- Directed by: Daniel Ryan
- Written by: Carlos Dengler Daniel Ryan
- Produced by: Carlos Dengler Todd Eckert Lara Khajetoorians Larkin
- Starring: Carlos Dengler Risa Sarachan Frederic Stone
- Cinematography: Daniel Ryan
- Edited by: Daniel Ryan Josh Diamond
- Music by: Carlos Dengler
- Release date: February 2008;
- Running time: 25'31"
- Country: United States
- Language: English

= My Friends Told Me About You =

My Friends Told Me About You is a short film written, produced, and scored by lead actor Carlos Dengler who is the former bassist of the band Interpol. It is co-written and directed by Daniel Ryan and co-produced by Todd Eckert of award-winning Joy Division biopic, Control.

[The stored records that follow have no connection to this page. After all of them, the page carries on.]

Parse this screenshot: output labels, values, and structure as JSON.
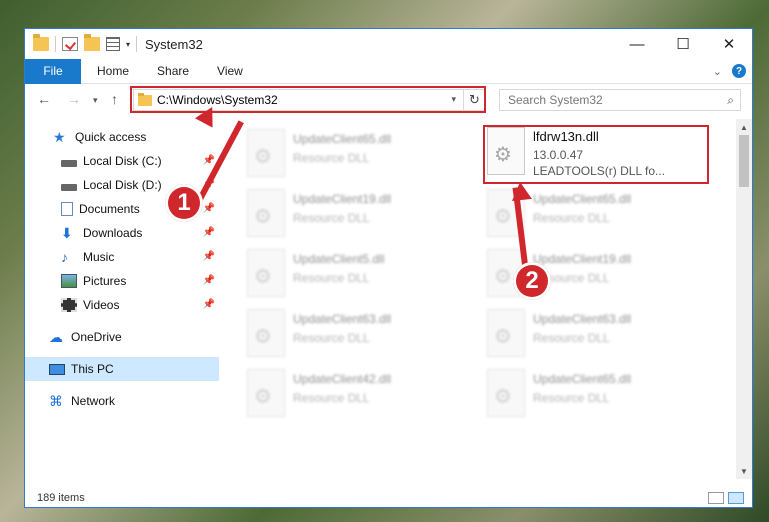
{
  "window": {
    "title": "System32",
    "controls": {
      "minimize": "—",
      "maximize": "☐",
      "close": "✕"
    }
  },
  "ribbon": {
    "tabs": [
      "File",
      "Home",
      "Share",
      "View"
    ]
  },
  "address": {
    "path": "C:\\Windows\\System32",
    "search_placeholder": "Search System32"
  },
  "sidebar": {
    "quick_access": "Quick access",
    "items": [
      {
        "label": "Local Disk (C:)",
        "icon": "drive-icon",
        "pinned": true
      },
      {
        "label": "Local Disk (D:)",
        "icon": "drive-icon",
        "pinned": true
      },
      {
        "label": "Documents",
        "icon": "documents-icon",
        "pinned": true
      },
      {
        "label": "Downloads",
        "icon": "downloads-icon",
        "pinned": true
      },
      {
        "label": "Music",
        "icon": "music-icon",
        "pinned": true
      },
      {
        "label": "Pictures",
        "icon": "pictures-icon",
        "pinned": true
      },
      {
        "label": "Videos",
        "icon": "videos-icon",
        "pinned": true
      }
    ],
    "onedrive": "OneDrive",
    "this_pc": "This PC",
    "network": "Network"
  },
  "files": {
    "left": [
      {
        "name": "UpdateClient65.dll",
        "desc": "Resource DLL"
      },
      {
        "name": "UpdateClient19.dll",
        "desc": "Resource DLL"
      },
      {
        "name": "UpdateClient5.dll",
        "desc": "Resource DLL"
      },
      {
        "name": "UpdateClient63.dll",
        "desc": "Resource DLL"
      },
      {
        "name": "UpdateClient42.dll",
        "desc": "Resource DLL"
      }
    ],
    "focus": {
      "name": "lfdrw13n.dll",
      "version": "13.0.0.47",
      "desc": "LEADTOOLS(r) DLL fo..."
    },
    "right": [
      {
        "name": "UpdateClient65.dll",
        "desc": "Resource DLL"
      },
      {
        "name": "UpdateClient19.dll",
        "desc": "Resource DLL"
      },
      {
        "name": "UpdateClient63.dll",
        "desc": "Resource DLL"
      },
      {
        "name": "UpdateClient65.dll",
        "desc": "Resource DLL"
      }
    ]
  },
  "status": {
    "items": "189 items"
  },
  "callouts": {
    "one": "1",
    "two": "2"
  },
  "colors": {
    "accent": "#1979ca",
    "highlight": "#d0272c",
    "selected": "#cde8ff"
  }
}
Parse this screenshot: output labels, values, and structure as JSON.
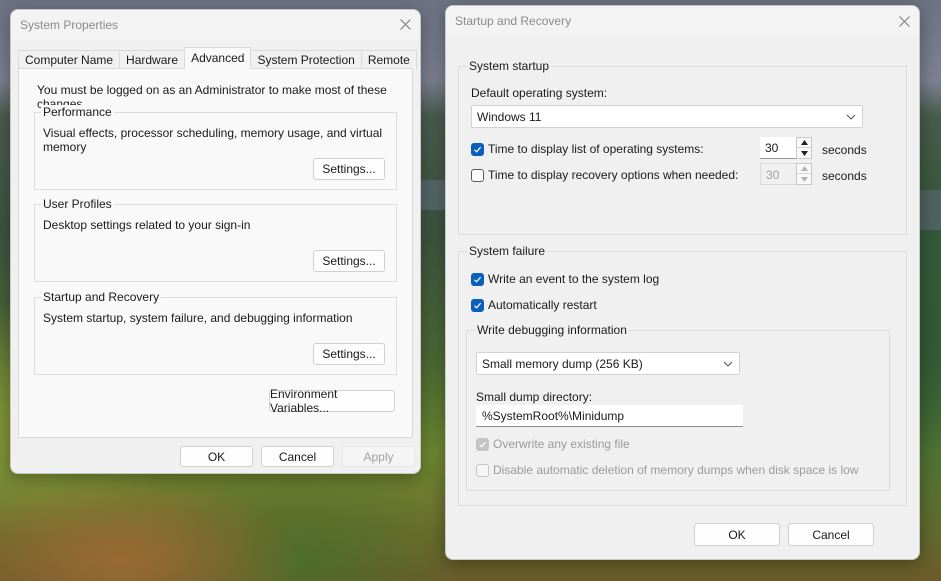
{
  "system_properties": {
    "title": "System Properties",
    "tabs": [
      {
        "label": "Computer Name",
        "active": false
      },
      {
        "label": "Hardware",
        "active": false
      },
      {
        "label": "Advanced",
        "active": true
      },
      {
        "label": "System Protection",
        "active": false
      },
      {
        "label": "Remote",
        "active": false
      }
    ],
    "admin_note": "You must be logged on as an Administrator to make most of these changes.",
    "groups": [
      {
        "title": "Performance",
        "description": "Visual effects, processor scheduling, memory usage, and virtual memory",
        "button": "Settings..."
      },
      {
        "title": "User Profiles",
        "description": "Desktop settings related to your sign-in",
        "button": "Settings..."
      },
      {
        "title": "Startup and Recovery",
        "description": "System startup, system failure, and debugging information",
        "button": "Settings..."
      }
    ],
    "env_vars_button": "Environment Variables...",
    "ok_button": "OK",
    "cancel_button": "Cancel",
    "apply_button": "Apply"
  },
  "startup_recovery": {
    "title": "Startup and Recovery",
    "system_startup": {
      "legend": "System startup",
      "default_os_label": "Default operating system:",
      "default_os_value": "Windows 11",
      "display_os_list": {
        "label": "Time to display list of operating systems:",
        "checked": true,
        "value": "30",
        "unit": "seconds"
      },
      "display_recovery": {
        "label": "Time to display recovery options when needed:",
        "checked": false,
        "value": "30",
        "unit": "seconds"
      }
    },
    "system_failure": {
      "legend": "System failure",
      "write_event": {
        "label": "Write an event to the system log",
        "checked": true
      },
      "auto_restart": {
        "label": "Automatically restart",
        "checked": true
      },
      "debug": {
        "legend": "Write debugging information",
        "dump_type": "Small memory dump (256 KB)",
        "dump_dir_label": "Small dump directory:",
        "dump_dir_value": "%SystemRoot%\\Minidump",
        "overwrite": {
          "label": "Overwrite any existing file",
          "checked": true,
          "disabled": true
        },
        "disable_auto_delete": {
          "label": "Disable automatic deletion of memory dumps when disk space is low",
          "checked": false,
          "disabled": true
        }
      }
    },
    "ok_button": "OK",
    "cancel_button": "Cancel"
  },
  "colors": {
    "accent": "#0a5fbd",
    "dialog_bg": "#f0f0f0",
    "disabled_text": "#9a9a9a"
  }
}
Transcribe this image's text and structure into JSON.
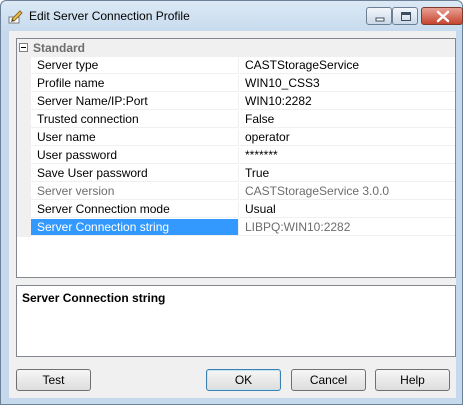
{
  "window": {
    "title": "Edit Server Connection Profile"
  },
  "grid": {
    "category": "Standard",
    "rows": [
      {
        "name": "Server type",
        "value": "CASTStorageService"
      },
      {
        "name": "Profile name",
        "value": "WIN10_CSS3"
      },
      {
        "name": "Server Name/IP:Port",
        "value": "WIN10:2282"
      },
      {
        "name": "Trusted connection",
        "value": "False"
      },
      {
        "name": "User name",
        "value": "operator"
      },
      {
        "name": "User password",
        "value": "*******"
      },
      {
        "name": "Save User password",
        "value": "True"
      },
      {
        "name": "Server version",
        "value": "CASTStorageService 3.0.0"
      },
      {
        "name": "Server Connection mode",
        "value": "Usual"
      },
      {
        "name": "Server Connection string",
        "value": "LIBPQ:WIN10:2282"
      }
    ]
  },
  "description": {
    "title": "Server Connection string"
  },
  "buttons": {
    "test": "Test",
    "ok": "OK",
    "cancel": "Cancel",
    "help": "Help"
  },
  "icons": {
    "app": "pencil-icon",
    "minimize": "minimize-icon",
    "maximize": "maximize-icon",
    "close": "close-icon",
    "collapse": "collapse-icon"
  },
  "colors": {
    "selection": "#3399ff",
    "readonly_text": "#6d6d6d",
    "close_button": "#c7442f"
  }
}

The cast also includes Risa Sarachan as Belle and Fredric Stone as Stanley. The film was shot on digital video tape, in and around the Chicago area during 2007 and 2008. Its narrative employs non-linear, surrealistic techniques influenced by Mulholland Drive, Buffalo 66, and The Limey. The film is included on the DVD magazine Wholphin No. 8.

==Synopsis==
My Friends Told Me About You charts the journey of a man at the beginning of a downward spiral. Paranoia, confusion, and anger start to color all that he knows to be true and as reality blurs with his subconscious fears, an alternate world propelled by violence and mistrust begins to take over. As sonic as it is visual, Dengler also composed the original score for My Friends Told Me About You in collaboration with acclaimed English clarinettist Ian Mitchell.

==Music==
Carlos Dengler composed the original score for the film which includes the contribution of English clarinettist Ian Mitchell.